I have a lot of work to do to arrange these international workshops though, and will need to rely on local help in each location, as I have no local knowledge. As I mentioned before, if anyone has ideas for locations and subject matter that would be of interest to potential participants, please do let me know via our contact form (or listen to the audio for a mail address). For location workshops I’m thinking of places of natural beauty, or wildlife shoots, and the area needs to have large hotels, hopefully with conference rooms, for talks and critique sessions.

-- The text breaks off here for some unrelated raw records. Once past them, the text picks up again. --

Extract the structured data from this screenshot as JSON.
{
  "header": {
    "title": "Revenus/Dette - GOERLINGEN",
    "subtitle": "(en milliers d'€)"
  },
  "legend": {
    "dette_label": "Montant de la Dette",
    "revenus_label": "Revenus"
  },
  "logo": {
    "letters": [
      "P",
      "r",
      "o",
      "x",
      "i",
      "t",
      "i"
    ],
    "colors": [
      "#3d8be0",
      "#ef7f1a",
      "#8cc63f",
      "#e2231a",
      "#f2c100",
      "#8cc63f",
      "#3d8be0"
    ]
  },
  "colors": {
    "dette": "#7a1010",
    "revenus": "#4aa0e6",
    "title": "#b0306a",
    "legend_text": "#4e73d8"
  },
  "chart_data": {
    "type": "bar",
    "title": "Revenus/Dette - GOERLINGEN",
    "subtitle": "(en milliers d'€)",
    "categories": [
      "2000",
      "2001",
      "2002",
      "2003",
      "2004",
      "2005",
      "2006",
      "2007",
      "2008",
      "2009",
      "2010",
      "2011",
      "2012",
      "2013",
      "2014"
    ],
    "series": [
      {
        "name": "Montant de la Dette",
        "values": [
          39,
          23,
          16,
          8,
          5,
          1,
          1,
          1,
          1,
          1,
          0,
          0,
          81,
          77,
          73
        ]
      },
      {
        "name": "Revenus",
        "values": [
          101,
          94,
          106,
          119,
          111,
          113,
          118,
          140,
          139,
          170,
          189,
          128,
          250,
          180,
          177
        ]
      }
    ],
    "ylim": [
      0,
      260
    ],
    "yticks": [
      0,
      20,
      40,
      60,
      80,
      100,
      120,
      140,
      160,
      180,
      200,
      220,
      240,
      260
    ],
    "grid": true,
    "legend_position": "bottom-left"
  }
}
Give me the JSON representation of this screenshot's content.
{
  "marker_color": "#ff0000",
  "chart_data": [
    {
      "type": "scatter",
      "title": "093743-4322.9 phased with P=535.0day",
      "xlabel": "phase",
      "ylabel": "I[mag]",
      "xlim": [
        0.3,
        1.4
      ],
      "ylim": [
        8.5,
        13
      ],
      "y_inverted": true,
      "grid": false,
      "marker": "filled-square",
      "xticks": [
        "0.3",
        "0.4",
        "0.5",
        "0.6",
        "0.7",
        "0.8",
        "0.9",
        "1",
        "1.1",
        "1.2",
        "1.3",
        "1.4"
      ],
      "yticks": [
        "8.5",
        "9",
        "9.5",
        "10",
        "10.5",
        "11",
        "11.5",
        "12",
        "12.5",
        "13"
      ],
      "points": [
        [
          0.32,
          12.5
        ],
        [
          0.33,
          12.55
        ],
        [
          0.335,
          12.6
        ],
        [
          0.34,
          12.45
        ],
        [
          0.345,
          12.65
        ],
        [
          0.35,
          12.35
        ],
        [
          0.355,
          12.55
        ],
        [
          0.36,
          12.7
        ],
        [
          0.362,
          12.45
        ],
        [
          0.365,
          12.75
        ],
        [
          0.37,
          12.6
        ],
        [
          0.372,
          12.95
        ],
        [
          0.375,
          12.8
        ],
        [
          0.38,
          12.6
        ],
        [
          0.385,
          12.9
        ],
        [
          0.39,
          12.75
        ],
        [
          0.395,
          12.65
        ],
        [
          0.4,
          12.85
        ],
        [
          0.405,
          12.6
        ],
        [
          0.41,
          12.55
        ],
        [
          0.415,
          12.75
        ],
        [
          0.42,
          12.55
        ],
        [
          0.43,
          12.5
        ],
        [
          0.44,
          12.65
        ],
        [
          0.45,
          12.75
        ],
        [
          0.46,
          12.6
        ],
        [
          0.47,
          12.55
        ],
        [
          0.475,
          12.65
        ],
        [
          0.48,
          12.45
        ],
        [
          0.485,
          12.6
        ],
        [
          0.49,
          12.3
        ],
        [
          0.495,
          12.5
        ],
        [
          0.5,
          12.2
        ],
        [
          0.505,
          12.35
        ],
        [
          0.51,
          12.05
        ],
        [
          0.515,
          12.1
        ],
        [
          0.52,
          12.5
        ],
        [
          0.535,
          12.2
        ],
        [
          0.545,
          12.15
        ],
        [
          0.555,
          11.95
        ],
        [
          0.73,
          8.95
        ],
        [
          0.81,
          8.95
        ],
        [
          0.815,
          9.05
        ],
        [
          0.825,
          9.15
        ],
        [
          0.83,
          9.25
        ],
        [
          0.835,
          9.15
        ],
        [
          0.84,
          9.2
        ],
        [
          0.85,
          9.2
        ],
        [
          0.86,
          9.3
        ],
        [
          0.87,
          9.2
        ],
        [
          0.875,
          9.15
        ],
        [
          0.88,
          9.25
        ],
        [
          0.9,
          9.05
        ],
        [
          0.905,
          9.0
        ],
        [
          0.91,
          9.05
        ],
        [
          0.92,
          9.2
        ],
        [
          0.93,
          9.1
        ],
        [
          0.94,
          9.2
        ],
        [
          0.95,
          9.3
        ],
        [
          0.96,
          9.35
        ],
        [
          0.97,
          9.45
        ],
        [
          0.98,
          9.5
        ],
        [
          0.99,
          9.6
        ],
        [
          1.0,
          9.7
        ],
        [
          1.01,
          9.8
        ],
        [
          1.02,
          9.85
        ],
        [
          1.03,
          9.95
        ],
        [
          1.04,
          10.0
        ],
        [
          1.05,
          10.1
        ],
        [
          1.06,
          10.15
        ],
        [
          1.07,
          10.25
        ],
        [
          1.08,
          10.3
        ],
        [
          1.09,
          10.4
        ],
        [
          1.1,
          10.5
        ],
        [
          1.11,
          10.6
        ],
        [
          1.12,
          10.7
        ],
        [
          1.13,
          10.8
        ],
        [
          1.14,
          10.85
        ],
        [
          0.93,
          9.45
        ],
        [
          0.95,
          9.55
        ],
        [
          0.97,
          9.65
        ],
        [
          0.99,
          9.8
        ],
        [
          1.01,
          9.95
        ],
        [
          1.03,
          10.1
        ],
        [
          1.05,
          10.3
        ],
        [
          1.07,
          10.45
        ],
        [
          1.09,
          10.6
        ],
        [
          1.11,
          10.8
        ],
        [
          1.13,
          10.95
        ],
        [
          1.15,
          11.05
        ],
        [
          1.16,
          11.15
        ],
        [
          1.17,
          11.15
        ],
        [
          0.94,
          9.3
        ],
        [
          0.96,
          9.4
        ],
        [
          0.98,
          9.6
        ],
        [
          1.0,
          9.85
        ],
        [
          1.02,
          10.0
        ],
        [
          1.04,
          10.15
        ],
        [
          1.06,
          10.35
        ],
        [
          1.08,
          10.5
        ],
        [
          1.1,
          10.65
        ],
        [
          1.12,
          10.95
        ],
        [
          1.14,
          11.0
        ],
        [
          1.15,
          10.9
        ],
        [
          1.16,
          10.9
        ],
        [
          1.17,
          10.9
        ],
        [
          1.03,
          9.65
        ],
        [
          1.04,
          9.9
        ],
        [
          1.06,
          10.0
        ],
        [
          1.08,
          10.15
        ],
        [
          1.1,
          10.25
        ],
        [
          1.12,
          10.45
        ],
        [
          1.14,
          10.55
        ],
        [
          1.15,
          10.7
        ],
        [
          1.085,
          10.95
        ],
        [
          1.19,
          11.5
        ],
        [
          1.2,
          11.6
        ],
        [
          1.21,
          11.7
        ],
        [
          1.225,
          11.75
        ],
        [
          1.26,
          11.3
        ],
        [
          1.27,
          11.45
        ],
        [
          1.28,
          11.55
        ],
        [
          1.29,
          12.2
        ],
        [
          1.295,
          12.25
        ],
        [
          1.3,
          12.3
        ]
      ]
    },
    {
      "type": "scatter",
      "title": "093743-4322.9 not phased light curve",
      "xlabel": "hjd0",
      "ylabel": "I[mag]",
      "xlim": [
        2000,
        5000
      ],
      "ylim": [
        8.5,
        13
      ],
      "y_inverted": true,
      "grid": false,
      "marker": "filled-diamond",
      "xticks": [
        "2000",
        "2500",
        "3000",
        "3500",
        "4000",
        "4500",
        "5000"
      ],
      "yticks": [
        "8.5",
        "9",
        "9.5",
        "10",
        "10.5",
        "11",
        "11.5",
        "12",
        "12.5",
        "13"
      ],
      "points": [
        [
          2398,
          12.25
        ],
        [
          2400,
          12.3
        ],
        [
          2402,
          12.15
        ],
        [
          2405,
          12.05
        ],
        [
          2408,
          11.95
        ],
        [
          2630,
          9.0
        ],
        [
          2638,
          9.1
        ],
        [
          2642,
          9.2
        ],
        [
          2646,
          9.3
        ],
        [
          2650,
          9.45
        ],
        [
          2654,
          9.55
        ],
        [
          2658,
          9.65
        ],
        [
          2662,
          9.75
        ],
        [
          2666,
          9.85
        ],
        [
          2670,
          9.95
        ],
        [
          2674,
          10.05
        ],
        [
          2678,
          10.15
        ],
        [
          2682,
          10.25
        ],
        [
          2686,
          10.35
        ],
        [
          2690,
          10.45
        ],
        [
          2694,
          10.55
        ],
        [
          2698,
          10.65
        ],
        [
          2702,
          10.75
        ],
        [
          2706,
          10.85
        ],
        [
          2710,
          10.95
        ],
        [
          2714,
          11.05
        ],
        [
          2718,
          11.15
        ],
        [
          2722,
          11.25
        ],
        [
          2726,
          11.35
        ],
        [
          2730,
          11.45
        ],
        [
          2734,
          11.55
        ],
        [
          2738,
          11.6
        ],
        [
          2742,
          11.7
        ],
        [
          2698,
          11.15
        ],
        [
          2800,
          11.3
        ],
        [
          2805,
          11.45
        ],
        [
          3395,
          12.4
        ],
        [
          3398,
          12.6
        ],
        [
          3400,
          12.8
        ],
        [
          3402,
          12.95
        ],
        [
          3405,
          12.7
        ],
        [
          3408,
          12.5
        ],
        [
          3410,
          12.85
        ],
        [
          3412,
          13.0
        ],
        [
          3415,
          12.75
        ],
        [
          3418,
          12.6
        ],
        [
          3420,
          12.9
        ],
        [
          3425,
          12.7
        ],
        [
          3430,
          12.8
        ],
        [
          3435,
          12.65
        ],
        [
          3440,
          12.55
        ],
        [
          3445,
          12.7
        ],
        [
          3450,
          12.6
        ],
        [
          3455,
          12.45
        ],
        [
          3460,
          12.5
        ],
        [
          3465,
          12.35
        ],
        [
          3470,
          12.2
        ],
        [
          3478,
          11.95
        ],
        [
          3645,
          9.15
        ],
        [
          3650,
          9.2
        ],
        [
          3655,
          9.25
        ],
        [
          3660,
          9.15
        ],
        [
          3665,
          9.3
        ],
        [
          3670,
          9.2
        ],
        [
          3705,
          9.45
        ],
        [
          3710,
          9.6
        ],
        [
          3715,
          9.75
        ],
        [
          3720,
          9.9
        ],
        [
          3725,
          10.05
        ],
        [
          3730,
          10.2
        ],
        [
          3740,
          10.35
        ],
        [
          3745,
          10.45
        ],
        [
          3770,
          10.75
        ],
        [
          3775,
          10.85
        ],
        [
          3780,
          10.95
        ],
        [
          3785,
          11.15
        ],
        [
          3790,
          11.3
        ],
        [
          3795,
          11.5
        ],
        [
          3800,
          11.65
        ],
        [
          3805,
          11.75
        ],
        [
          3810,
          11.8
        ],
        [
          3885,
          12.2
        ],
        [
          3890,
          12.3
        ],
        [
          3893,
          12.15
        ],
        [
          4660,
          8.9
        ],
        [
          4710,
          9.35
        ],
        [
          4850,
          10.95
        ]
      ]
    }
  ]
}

I’m expecting to at the very least make the workshop free for anyone that can help with local logistics, and if possible, I may also be able to pick up any hotel fees etc., but that will depend on the amount of value you would bring, to help make a workshop possible in your area. This is may be something to think of though if you are interested in helping out. I’d be very grateful for even just ideas for locations though, so do drop me a line if you have any ideas.
One other piece of information that I wanted to let you know about, is that Marcus Bain, an excellent photographer here in Japan, and member of the MBP Community having his own exhibition from the 8th to the 25th of October, and Marcus would like to extend an invitation to all MBP listeners, especially those around Tokyo, to visit “Some kind of…”, an exhibition of some kind of art, by Marcus Bain.
Marcus will be showing photographs, manipulated photographs and a selection of digital drawings. In Marcus’ words, the works cover a very broad range of styles and content, in an attempt to embrace the complexity and interconnectedness of existence and nature. It’s also an attempt to inspire creativity in the viewer.
I’m a huge fan of Marcus’ work, both his straight shots, and his manipulated images and digital drawings, so I do recommend that you try to make it out to see his show if you are in the Tokyo area between the 8th and 25th of October. The gallery is in a place called Goi, in Chiba, the prefecture to the east of Tokyo. There will also be an opening reception/party held on Saturday October the 9th, from 4pm to 6pm, which I’m hoping to be at as well. Do bring a bottle too if you come for the party.
So, I’m going to wrap it up there for today. Now that most of this new business stuff has started to move forward, and now that I will not have to go to my day job after this week, I do hope to be able to get out and do more photography soon, and be able to bring you some more photography centric episodes again in the coming weeks. If you don’t enjoy these business centric episodes, then your patience is appreciated for the time being, as I’m sure you can appreciate that this stuff is taking up most of my time right now, so I’m having a bit of a dry patch photography wise. Things will start to level out soon, with a good mix of business and the art and technique of photography.